Re: Changelog cleanup.policy and segment.bytes in 0.8.0

Posted by Jon Bringhurst <jb...@linkedin.com.INVALID>.
Hey Zach,

That's correct. You probably want to look into the following topic-level configs:

cleanup.policy
min.cleanable.dirty.ratio
segment.ms
segment.bytes (we usually use the default value)
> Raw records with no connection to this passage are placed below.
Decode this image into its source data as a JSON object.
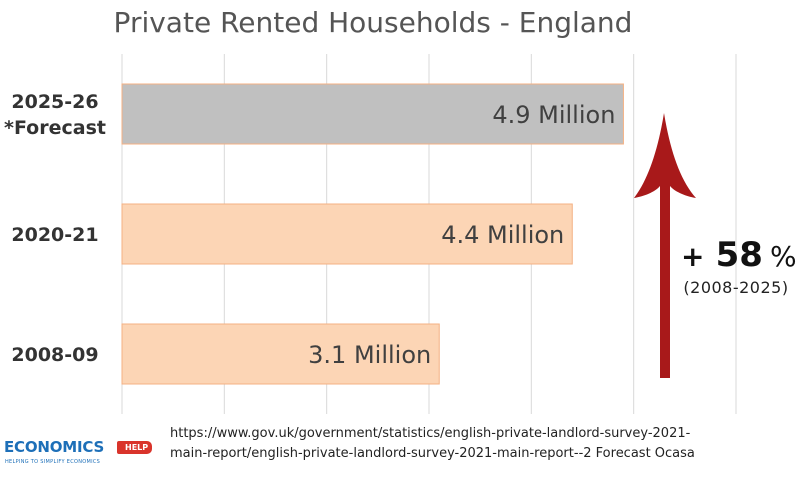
{
  "chart_data": {
    "type": "bar",
    "orientation": "horizontal",
    "title": "Private Rented Households - England",
    "categories": [
      [
        "2025-26",
        "*Forecast"
      ],
      [
        "2020-21"
      ],
      [
        "2008-09"
      ]
    ],
    "values": [
      4.9,
      4.4,
      3.1
    ],
    "value_labels": [
      "4.9 Million",
      "4.4 Million",
      "3.1 Million"
    ],
    "unit": "Million",
    "xlim": [
      0,
      6
    ],
    "grid": true,
    "bar_colors": [
      "#c0c0c0",
      "#fcd5b5",
      "#fcd5b5"
    ],
    "bar_edge_color": "#f4b183",
    "annotation": {
      "plus": "+",
      "percent_value": "58",
      "percent_sign": "%",
      "range": "(2008-2025)",
      "arrow_color": "#a8191a"
    }
  },
  "source": {
    "line1": "https://www.gov.uk/government/statistics/english-private-landlord-survey-2021-",
    "line2": "main-report/english-private-landlord-survey-2021-main-report--2 Forecast Ocasa"
  },
  "logo": {
    "main": "ECONOMICS",
    "tag": "HELP",
    "sub": "HELPING TO SIMPLIFY ECONOMICS"
  }
}
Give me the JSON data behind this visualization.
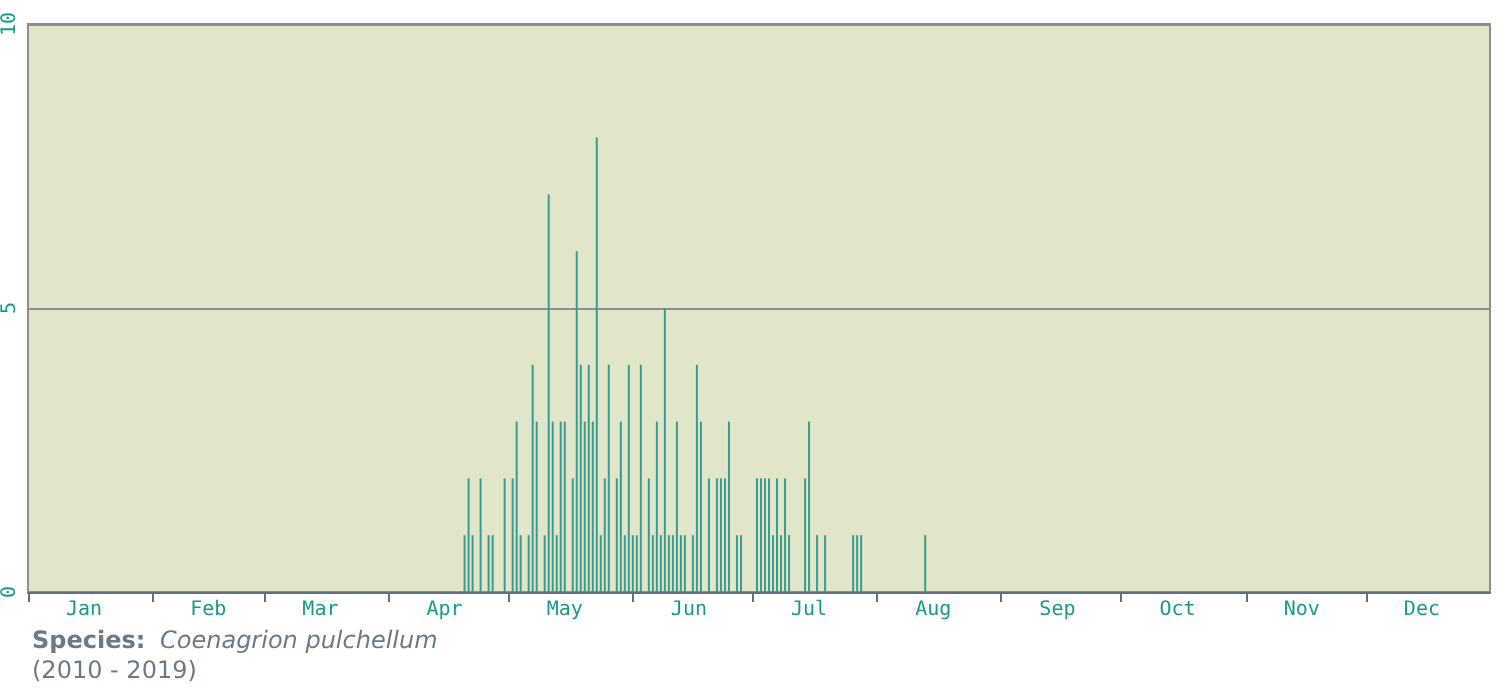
{
  "chart_data": {
    "type": "bar",
    "x": [
      "--04-20",
      "--04-21",
      "--04-22",
      "--04-24",
      "--04-26",
      "--04-27",
      "--04-30",
      "--05-02",
      "--05-03",
      "--05-04",
      "--05-06",
      "--05-07",
      "--05-08",
      "--05-10",
      "--05-11",
      "--05-12",
      "--05-13",
      "--05-14",
      "--05-15",
      "--05-17",
      "--05-18",
      "--05-19",
      "--05-20",
      "--05-21",
      "--05-22",
      "--05-23",
      "--05-24",
      "--05-25",
      "--05-26",
      "--05-28",
      "--05-29",
      "--05-30",
      "--05-31",
      "--06-01",
      "--06-02",
      "--06-03",
      "--06-05",
      "--06-06",
      "--06-07",
      "--06-08",
      "--06-09",
      "--06-10",
      "--06-11",
      "--06-12",
      "--06-13",
      "--06-14",
      "--06-16",
      "--06-17",
      "--06-18",
      "--06-20",
      "--06-22",
      "--06-23",
      "--06-24",
      "--06-25",
      "--06-27",
      "--06-28",
      "--07-02",
      "--07-03",
      "--07-04",
      "--07-05",
      "--07-06",
      "--07-07",
      "--07-08",
      "--07-09",
      "--07-10",
      "--07-14",
      "--07-15",
      "--07-17",
      "--07-19",
      "--07-26",
      "--07-27",
      "--07-28",
      "--08-13"
    ],
    "values": [
      1,
      2,
      1,
      2,
      1,
      1,
      2,
      2,
      3,
      1,
      1,
      4,
      3,
      1,
      7,
      3,
      1,
      3,
      3,
      2,
      6,
      4,
      3,
      4,
      3,
      8,
      1,
      2,
      4,
      2,
      3,
      1,
      4,
      1,
      1,
      4,
      2,
      1,
      3,
      1,
      5,
      1,
      1,
      3,
      1,
      1,
      1,
      4,
      3,
      2,
      2,
      2,
      2,
      3,
      1,
      1,
      2,
      2,
      2,
      2,
      1,
      2,
      1,
      2,
      1,
      2,
      3,
      1,
      1,
      1,
      1,
      1,
      1
    ],
    "color": "#3a9b8e",
    "xlim": [
      "--01-01",
      "--12-31"
    ],
    "xticks": [
      {
        "value": "--01-01",
        "label": null
      },
      {
        "value": "--01-15",
        "label": "Jan"
      },
      {
        "value": "--02-01",
        "label": null
      },
      {
        "value": "--02-15",
        "label": "Feb"
      },
      {
        "value": "--03-01",
        "label": null
      },
      {
        "value": "--03-15",
        "label": "Mar"
      },
      {
        "value": "--04-01",
        "label": null
      },
      {
        "value": "--04-15",
        "label": "Apr"
      },
      {
        "value": "--05-01",
        "label": null
      },
      {
        "value": "--05-15",
        "label": "May"
      },
      {
        "value": "--06-01",
        "label": null
      },
      {
        "value": "--06-15",
        "label": "Jun"
      },
      {
        "value": "--07-01",
        "label": null
      },
      {
        "value": "--07-15",
        "label": "Jul"
      },
      {
        "value": "--08-01",
        "label": null
      },
      {
        "value": "--08-15",
        "label": "Aug"
      },
      {
        "value": "--09-01",
        "label": null
      },
      {
        "value": "--09-15",
        "label": "Sep"
      },
      {
        "value": "--10-01",
        "label": null
      },
      {
        "value": "--10-15",
        "label": "Oct"
      },
      {
        "value": "--11-01",
        "label": null
      },
      {
        "value": "--11-15",
        "label": "Nov"
      },
      {
        "value": "--12-01",
        "label": null
      },
      {
        "value": "--12-15",
        "label": "Dec"
      }
    ],
    "ylim": [
      0,
      10
    ],
    "yticks": [
      0,
      5,
      10
    ],
    "grid": "y",
    "annotations": [
      "Species:",
      "Coenagrion pulchellum",
      "(2010 - 2019)"
    ]
  }
}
Also, here's some broker configs of interest that you might want to tweak (along with the settings we usually use... YMMV):

log.cleaner.enable
log.cleaner.io.buffer.load.factor (0.9)
log.cleaner.io.buffer.size (524288)
log.cleaner.backoff.ms (30000)
log.cleaner.dedupe.buffer.size (524288000)
log.cleaner.io.max.bytes.per.second (1000000000000.0)
log.cleaner.delete.retention.ms (86400000)
log.cleaner.min.cleanable.ratio (0.5)
log.cleaner.threads (1)

On a side note, sometimes it's nice to set min.cleanable.dirty.ratio to 0.01, then view the files on disk to make sure things are working.

-Jon

On Jan 26, 2015, at 2:42 PM, Zach Cox <zc...@gmail.com> wrote:

> Hi - in Samza 0.8.0 it seems that the Kafka topic created for a key-value
> store changelog does not have compaction enabled, as described in this jira:
> 
> https://issues.apache.org/jira/browse/SAMZA-226
> 
> If Samza creates this changelog topic, am I correct that we then later need
> to run something like this to enable compaction (and smaller segment size)?
> 
> bin/kafka-topics.sh --zookeeper whatever:2181/kafka --topic
> "the-changelog-topic" --alter --config cleanup.policy=compact --config
> segment.bytes=1000000
> 
> Thanks,
> Zach